Posted by Jonathan Maus (Publisher/Editor) on July 26th, 2010 at 11:23 am
A new Streetfilm (watch it below) taken during the recent Velo-City Global conference in Copenhagen is like a refuge in a storm.
Here in Portland (and across the country), we still struggle with resentment over bike lanes, a local media that’s happy to stir it up, people wanting to ban bikes completely because they’re simply in the way, people on bikes who can’t be bothered to slow down for other bike traffic, and public transit employees whose actions and words make our streets less safe for people on bikes.
And then there’s Copenhagen, and a Streetfilm that shows what it’s like through the eyes of North Americans. The video below, put together by the inimitable filmmaker Clarence Eckerson, is longer than their usual fare, but it’s worth every second.
Here are the quotes that really stood out for me (emphasis mine):
Tim Blumenthal, executive director of Bikes Belong:
“We could do this fairly easily and fairly inexpensively in just about any U.S. city and the only thing we’d need to do is have the will and the political power to squeeze the cars a bit.”
Jeff Mapes, author of Pedaling Revolution:
“Too much in the U.S. there’s this feeling of the other; that somebody on the bicycle, that’s not me, that’s some different kind of creature.

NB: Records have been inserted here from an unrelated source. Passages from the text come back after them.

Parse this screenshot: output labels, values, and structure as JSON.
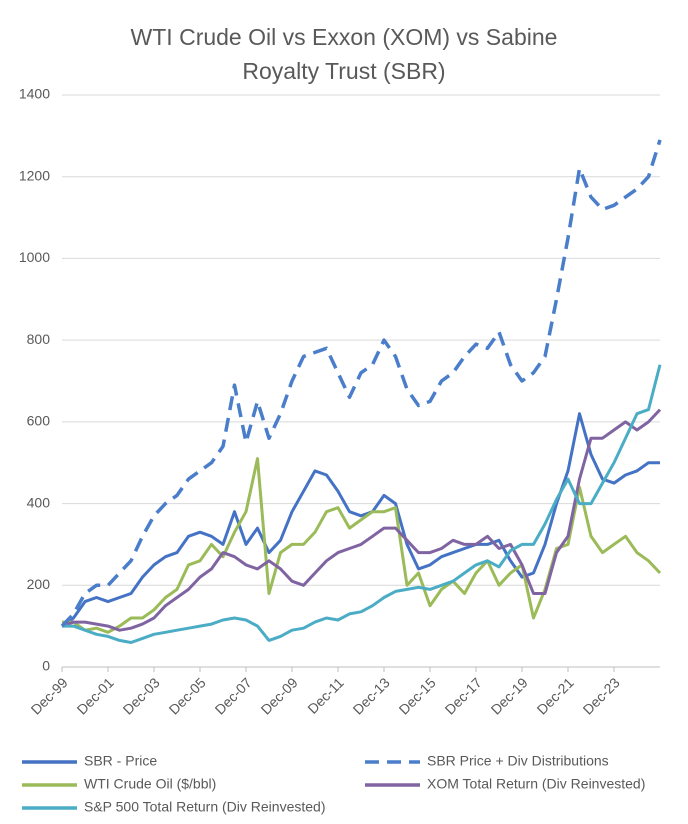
{
  "chart_data": {
    "type": "line",
    "title": "WTI Crude Oil vs Exxon (XOM) vs Sabine Royalty Trust (SBR)",
    "categories": [
      "Dec-99",
      null,
      null,
      null,
      "Dec-01",
      null,
      null,
      null,
      "Dec-03",
      null,
      null,
      null,
      "Dec-05",
      null,
      null,
      null,
      "Dec-07",
      null,
      null,
      null,
      "Dec-09",
      null,
      null,
      null,
      "Dec-11",
      null,
      null,
      null,
      "Dec-13",
      null,
      null,
      null,
      "Dec-15",
      null,
      null,
      null,
      "Dec-17",
      null,
      null,
      null,
      "Dec-19",
      null,
      null,
      null,
      "Dec-21",
      null,
      null,
      null,
      "Dec-23",
      null,
      null,
      null,
      null
    ],
    "series": [
      {
        "name": "SBR - Price",
        "color": "#4472c4",
        "dash": false,
        "values": [
          100,
          120,
          160,
          170,
          160,
          170,
          180,
          220,
          250,
          270,
          280,
          320,
          330,
          320,
          300,
          380,
          300,
          340,
          280,
          310,
          380,
          430,
          480,
          470,
          430,
          380,
          370,
          380,
          420,
          400,
          300,
          240,
          250,
          270,
          280,
          290,
          300,
          300,
          310,
          260,
          220,
          230,
          300,
          400,
          480,
          620,
          520,
          460,
          450,
          470,
          480,
          500,
          500
        ]
      },
      {
        "name": "SBR Price + Div Distributions",
        "color": "#4a7ecb",
        "dash": true,
        "values": [
          100,
          130,
          180,
          200,
          200,
          230,
          260,
          320,
          370,
          400,
          420,
          460,
          480,
          500,
          540,
          690,
          550,
          650,
          560,
          620,
          700,
          760,
          770,
          780,
          720,
          660,
          720,
          740,
          800,
          760,
          680,
          640,
          650,
          700,
          720,
          760,
          790,
          780,
          820,
          740,
          700,
          720,
          760,
          900,
          1050,
          1220,
          1150,
          1120,
          1130,
          1150,
          1170,
          1200,
          1290
        ]
      },
      {
        "name": "WTI Crude Oil ($/bbl)",
        "color": "#9bbb59",
        "dash": false,
        "values": [
          110,
          110,
          90,
          95,
          85,
          100,
          120,
          120,
          140,
          170,
          190,
          250,
          260,
          300,
          270,
          330,
          380,
          510,
          180,
          280,
          300,
          300,
          330,
          380,
          390,
          340,
          360,
          380,
          380,
          390,
          200,
          230,
          150,
          190,
          210,
          180,
          230,
          260,
          200,
          230,
          250,
          120,
          190,
          290,
          300,
          440,
          320,
          280,
          300,
          320,
          280,
          260,
          230
        ]
      },
      {
        "name": "XOM Total Return (Div Reinvested)",
        "color": "#8064a2",
        "dash": false,
        "values": [
          100,
          110,
          110,
          105,
          100,
          90,
          95,
          105,
          120,
          150,
          170,
          190,
          220,
          240,
          280,
          270,
          250,
          240,
          260,
          240,
          210,
          200,
          230,
          260,
          280,
          290,
          300,
          320,
          340,
          340,
          310,
          280,
          280,
          290,
          310,
          300,
          300,
          320,
          290,
          300,
          250,
          180,
          180,
          280,
          320,
          460,
          560,
          560,
          580,
          600,
          580,
          600,
          630
        ]
      },
      {
        "name": "S&P 500 Total Return (Div Reinvested)",
        "color": "#4bacc6",
        "dash": false,
        "values": [
          100,
          100,
          90,
          80,
          75,
          65,
          60,
          70,
          80,
          85,
          90,
          95,
          100,
          105,
          115,
          120,
          115,
          100,
          65,
          75,
          90,
          95,
          110,
          120,
          115,
          130,
          135,
          150,
          170,
          185,
          190,
          195,
          190,
          200,
          210,
          230,
          250,
          260,
          245,
          285,
          300,
          300,
          350,
          410,
          460,
          400,
          400,
          450,
          500,
          560,
          620,
          630,
          740
        ]
      }
    ],
    "ylim": [
      0,
      1400
    ],
    "yticks": [
      0,
      200,
      400,
      600,
      800,
      1000,
      1200,
      1400
    ],
    "grid": true,
    "legend": "bottom"
  }
}
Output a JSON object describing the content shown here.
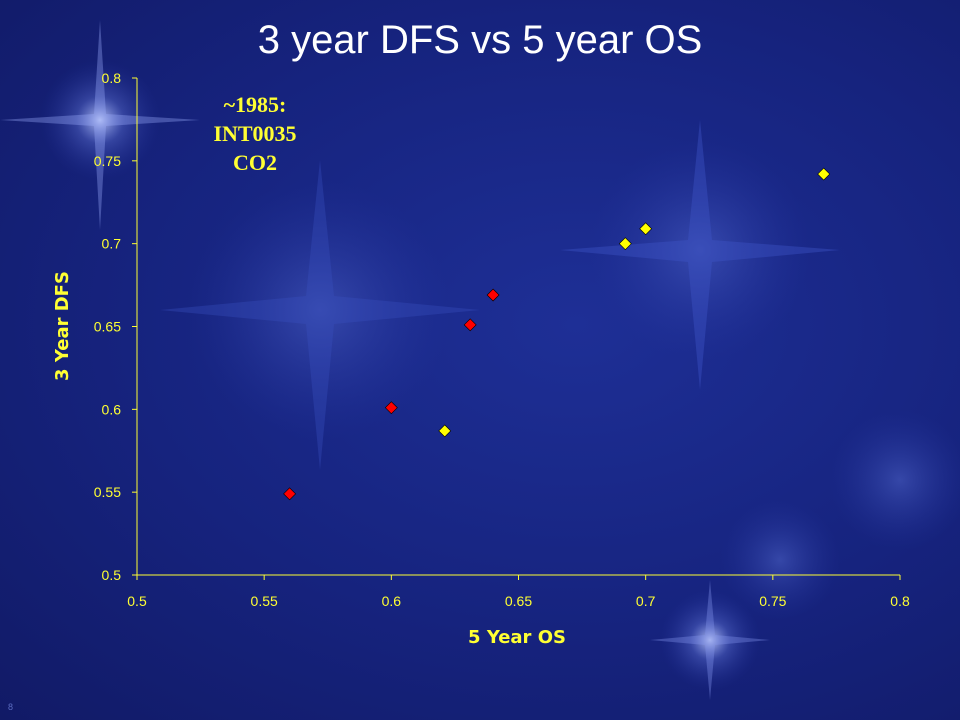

And here it’s very clear, ‘No, the person on the bicycle, that’s just me, using a different mode of transportation.'”
Andy Clarke, executive director, League of American Bicyclists:
“We like to say, to put people at ease, that ‘Oh, Copenhagen didn’t do it overnight and they took 40 years to get where they are today.’ We don’t don’t have the luxury of waiting 40 years to get to that point in U.S. cities, we have to do it a lot more quickly.”
Here’s the video:
U.S. politicians and high-level bureaucrats: The ball is in your court. How many videos, educational trips and studies of Europe will it take before we start really following their lead?